I had done our taxes, but the more you know about the tax code, the more you realize how awful it is, and needs replaced
When I was working and able to use their computer, I was able to copy pictures and stuff, but I had to retire, just using my phone for now, and can’t even copy pictures
My husband got pancreatic cancer and died a couple months ago
Hadn’t even posted that on FR, but he was my tech support to do more on my phone
That was why I was hoping someone who can do things like you can, would pick up on getting rid of the IRS
Trump has said he thinks he might be able to get enough in tarrifs to get rid of the IRS
I think Levin said Trump was looking at the convention of States
I think there’s a freeper named Taxman who was trying to get the Fairtax support
I’ll try looking him up, but going to try posting this to you first
Thanks so much
I told broken_clock about my husband dieing, and how I can’t even post pictures, have you looked into convention of States, and how that could be part of reforming the tax code?

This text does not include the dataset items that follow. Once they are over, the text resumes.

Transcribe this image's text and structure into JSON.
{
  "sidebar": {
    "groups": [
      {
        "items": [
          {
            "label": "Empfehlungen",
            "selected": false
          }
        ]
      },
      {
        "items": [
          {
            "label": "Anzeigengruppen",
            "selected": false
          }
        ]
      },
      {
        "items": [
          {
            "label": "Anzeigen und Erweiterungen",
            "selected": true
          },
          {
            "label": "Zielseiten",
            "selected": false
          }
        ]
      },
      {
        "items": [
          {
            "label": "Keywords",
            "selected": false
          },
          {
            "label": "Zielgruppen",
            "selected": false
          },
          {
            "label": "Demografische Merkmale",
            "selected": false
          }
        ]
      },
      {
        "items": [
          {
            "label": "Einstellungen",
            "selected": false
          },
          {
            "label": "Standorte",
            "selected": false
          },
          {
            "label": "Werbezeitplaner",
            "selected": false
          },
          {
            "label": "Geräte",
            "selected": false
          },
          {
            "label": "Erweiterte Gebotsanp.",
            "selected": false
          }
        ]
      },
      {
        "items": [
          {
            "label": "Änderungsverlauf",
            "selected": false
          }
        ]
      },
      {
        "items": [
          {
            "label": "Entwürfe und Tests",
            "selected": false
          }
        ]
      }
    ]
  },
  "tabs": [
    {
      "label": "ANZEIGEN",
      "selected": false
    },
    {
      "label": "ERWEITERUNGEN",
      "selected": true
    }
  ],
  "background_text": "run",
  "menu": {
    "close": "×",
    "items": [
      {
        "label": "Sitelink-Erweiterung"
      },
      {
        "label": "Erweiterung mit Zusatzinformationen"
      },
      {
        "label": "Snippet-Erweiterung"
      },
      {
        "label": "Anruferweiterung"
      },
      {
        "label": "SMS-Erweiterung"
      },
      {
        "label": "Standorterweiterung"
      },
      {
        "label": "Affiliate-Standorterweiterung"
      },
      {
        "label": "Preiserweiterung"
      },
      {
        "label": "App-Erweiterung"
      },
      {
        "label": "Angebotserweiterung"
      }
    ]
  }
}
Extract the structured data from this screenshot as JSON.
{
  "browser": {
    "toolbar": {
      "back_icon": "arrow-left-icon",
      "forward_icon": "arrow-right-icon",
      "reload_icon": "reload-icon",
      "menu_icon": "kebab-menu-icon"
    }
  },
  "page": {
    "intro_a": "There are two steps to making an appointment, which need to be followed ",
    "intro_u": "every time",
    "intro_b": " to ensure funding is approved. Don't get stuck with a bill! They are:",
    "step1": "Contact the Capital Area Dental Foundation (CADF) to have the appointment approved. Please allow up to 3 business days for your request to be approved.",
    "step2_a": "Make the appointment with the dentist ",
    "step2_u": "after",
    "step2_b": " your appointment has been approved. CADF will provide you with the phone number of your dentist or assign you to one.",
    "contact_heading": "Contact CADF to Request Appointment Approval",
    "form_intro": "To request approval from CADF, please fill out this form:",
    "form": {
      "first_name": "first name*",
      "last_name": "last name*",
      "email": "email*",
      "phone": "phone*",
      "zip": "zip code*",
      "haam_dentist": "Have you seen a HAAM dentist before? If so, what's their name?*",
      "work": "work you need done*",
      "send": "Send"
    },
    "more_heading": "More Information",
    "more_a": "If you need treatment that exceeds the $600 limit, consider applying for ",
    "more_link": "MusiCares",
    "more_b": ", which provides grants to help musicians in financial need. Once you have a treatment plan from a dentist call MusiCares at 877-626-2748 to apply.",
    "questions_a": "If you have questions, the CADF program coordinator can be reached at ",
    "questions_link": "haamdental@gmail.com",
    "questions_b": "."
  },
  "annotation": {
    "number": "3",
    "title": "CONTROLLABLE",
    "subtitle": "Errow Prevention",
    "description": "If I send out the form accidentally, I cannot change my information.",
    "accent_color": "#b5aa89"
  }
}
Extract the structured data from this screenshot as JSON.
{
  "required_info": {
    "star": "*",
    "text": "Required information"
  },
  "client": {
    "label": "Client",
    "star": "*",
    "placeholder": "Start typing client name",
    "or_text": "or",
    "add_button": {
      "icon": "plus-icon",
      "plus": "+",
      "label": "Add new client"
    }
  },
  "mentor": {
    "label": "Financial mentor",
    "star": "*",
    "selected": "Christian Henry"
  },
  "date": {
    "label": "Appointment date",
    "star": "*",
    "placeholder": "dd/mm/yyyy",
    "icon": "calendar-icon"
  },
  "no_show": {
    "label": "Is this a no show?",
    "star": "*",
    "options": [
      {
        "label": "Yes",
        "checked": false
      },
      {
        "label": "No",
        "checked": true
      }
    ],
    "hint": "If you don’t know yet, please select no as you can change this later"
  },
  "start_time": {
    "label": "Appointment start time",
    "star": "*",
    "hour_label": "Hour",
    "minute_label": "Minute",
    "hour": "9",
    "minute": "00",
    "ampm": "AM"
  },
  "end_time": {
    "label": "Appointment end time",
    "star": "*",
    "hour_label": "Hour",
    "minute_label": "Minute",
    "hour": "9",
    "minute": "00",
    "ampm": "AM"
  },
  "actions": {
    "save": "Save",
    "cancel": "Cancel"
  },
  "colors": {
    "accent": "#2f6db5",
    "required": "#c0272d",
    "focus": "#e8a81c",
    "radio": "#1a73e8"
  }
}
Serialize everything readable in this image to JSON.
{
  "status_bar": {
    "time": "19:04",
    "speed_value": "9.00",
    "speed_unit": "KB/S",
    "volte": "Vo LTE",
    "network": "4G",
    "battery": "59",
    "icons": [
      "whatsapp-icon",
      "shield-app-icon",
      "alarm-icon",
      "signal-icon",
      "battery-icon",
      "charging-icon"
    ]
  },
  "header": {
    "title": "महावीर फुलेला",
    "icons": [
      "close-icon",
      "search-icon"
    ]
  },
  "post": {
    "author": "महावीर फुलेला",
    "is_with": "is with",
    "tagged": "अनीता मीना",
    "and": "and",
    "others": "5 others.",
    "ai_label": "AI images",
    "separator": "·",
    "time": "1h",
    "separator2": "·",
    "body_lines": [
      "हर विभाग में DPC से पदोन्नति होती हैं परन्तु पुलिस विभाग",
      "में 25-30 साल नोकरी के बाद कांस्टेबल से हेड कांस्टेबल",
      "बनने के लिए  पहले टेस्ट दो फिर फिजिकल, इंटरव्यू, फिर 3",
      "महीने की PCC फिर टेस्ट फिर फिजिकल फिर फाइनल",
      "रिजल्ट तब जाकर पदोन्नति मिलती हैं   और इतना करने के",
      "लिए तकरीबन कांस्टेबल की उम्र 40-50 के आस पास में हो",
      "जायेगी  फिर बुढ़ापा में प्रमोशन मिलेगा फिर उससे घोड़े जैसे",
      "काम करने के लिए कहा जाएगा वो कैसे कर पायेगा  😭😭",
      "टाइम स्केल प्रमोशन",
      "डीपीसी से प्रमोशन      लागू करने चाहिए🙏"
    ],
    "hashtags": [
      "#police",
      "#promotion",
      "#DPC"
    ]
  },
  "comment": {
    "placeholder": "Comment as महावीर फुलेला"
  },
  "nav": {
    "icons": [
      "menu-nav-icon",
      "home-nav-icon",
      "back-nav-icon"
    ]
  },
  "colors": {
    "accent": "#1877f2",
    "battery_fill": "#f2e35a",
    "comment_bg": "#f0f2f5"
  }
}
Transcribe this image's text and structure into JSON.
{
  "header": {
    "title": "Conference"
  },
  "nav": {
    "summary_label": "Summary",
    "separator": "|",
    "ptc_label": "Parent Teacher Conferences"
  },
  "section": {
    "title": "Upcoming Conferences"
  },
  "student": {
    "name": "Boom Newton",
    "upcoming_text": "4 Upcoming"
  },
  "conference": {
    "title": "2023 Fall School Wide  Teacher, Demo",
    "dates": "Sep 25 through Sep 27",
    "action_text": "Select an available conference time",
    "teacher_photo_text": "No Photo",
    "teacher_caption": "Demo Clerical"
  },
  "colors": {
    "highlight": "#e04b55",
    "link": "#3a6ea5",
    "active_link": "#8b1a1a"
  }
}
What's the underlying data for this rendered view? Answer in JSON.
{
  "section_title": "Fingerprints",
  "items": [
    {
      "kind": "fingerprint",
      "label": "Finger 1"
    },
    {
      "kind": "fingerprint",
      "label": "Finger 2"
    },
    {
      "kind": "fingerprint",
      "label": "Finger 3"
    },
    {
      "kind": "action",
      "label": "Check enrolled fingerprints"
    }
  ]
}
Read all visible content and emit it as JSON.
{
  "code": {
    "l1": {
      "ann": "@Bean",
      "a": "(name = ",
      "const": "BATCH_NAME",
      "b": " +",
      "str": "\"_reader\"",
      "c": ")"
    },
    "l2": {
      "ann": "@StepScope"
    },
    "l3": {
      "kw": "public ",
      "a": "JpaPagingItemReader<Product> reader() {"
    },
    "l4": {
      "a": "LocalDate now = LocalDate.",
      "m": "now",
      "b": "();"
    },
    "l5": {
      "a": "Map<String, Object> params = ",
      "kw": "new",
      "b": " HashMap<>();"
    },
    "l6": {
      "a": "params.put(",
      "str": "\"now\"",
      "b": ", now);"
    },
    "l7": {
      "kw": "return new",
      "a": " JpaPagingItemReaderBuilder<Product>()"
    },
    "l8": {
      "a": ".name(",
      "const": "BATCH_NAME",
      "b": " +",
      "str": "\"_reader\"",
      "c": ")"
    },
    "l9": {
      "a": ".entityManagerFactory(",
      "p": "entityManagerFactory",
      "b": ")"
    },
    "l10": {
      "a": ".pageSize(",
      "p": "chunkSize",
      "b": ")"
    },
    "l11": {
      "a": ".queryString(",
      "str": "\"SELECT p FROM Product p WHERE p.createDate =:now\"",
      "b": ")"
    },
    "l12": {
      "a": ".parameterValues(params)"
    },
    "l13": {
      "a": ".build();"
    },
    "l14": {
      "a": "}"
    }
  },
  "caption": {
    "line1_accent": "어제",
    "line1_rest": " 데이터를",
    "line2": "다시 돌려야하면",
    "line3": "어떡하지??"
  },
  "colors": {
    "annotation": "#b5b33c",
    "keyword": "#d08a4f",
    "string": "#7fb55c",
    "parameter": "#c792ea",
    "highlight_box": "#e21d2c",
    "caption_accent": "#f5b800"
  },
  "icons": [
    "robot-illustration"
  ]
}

Trump is interested in getting rid of the IRS..
Yes, I’m all for limited govt. in any form.
My Grandfather was a rancher and employed a lot of black cowhands. He would walk through the black part of his small town and take their pay to the wives on a Monday. He didn’t pay his cowhands directly and never on a Friday. No one bothered him, because most of the black men were on his payroll. They all watched out for my grandfather and protected him.
We were on a good path with racial differences until Obama.